23.2.16

A arte do esquecimento

Julia Holter, “Silhouette”, in https://www.youtube.com/watch?v=m8_ZWlOKsUQ
Há o esquecimento voluntário. Como se fosse preciso lavar a alma inteira em águas álgidas e vir à superfície de alma nova. O esquecimento que apetece. Propositado, só pode ser um esquecimento com lastro em motivações. E quem nunca foi tentado por aluvião que passa por onde esteve o passado e o branqueia? Como se esse hesterno nunca tivesse feito parte dos pergaminhos do passado.

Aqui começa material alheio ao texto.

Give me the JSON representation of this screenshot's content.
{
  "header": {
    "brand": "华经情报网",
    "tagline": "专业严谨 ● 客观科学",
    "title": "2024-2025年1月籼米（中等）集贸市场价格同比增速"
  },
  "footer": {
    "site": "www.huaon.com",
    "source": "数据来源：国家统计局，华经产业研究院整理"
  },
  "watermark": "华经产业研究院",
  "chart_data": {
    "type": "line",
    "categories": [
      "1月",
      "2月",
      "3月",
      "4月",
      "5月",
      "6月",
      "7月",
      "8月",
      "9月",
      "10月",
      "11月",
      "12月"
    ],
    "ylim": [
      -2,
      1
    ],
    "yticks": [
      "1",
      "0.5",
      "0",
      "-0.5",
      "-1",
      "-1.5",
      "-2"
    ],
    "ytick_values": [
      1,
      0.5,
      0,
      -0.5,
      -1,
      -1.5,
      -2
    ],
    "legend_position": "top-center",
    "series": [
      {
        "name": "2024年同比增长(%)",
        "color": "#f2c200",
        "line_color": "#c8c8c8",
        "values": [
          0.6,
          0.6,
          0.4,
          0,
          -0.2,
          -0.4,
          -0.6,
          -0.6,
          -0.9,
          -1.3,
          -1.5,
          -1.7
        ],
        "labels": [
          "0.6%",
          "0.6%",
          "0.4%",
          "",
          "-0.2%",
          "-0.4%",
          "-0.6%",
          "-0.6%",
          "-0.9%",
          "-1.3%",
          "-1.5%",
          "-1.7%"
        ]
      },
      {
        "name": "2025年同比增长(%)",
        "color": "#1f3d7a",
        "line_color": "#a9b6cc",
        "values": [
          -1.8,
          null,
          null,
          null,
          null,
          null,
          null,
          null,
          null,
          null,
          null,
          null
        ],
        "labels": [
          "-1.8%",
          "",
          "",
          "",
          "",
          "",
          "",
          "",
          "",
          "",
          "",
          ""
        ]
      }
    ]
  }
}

O esquecimento em tais preparos convoca a astúcia de redenominar o que estava arquivado no parapeito das memórias. A vontade congemina-se para uma rendição em forma de esquecimento. Nesses preparos, frui um esquecimento que desagua num palco faz-de-conta. Há quem se dê bem. E há outros que não suportam as dores que uma consciência mal-amanhada esgravata desde o fundo do ser.
Há o esquecimento involuntário. A distração metódica. O alheamento das coisas, por tantas serem as que exigem atenção que a atenção não consegue ditar olho em todas elas. É o esquecimento seletivo. Montada a memória em camadas, umas por cima das outras, por vezes interpenetrando-se; em não havendo espaço para albergar a nitidez de todas as memórias hasteadas, soerguem-se as que jorram no critério da seleção. Não comandamos esses mecanismos. Ao contrário da vontade que julgamos domar. Entre as várias camadas, adelgaçam-se as que bolçam memórias mais antigas, ou memórias que a alma irrefreável aconselha a selecionar para o escaninho das desmemórias.
Mas, depois, alguém trata de avivar com cal algumas dessas memórias. Podemos tergiversar no recanto das rememorações, demorando a tirar as medidas à provocação que vem de fora. Ou podemos entrar em estado de negação, jurando a pés juntos que não passámos pelos acontecimentos resgatados de outrora. Ou ainda podemos trocar os rudimentos da desmemória involuntária pelo esquecimento intencional, entrando no engodo de um jogo de sombras. E ajuramentar que não sabemos do que se trata, quando por dentro contamos às veias que reconhecemos o palco em que nos colocam, sem que antes da convocação da memória as artérias reconhecessem que tal sangue já fluiu nelas.
Há no esquecimento uma certa arte. Ardilosa ou não, mas arte.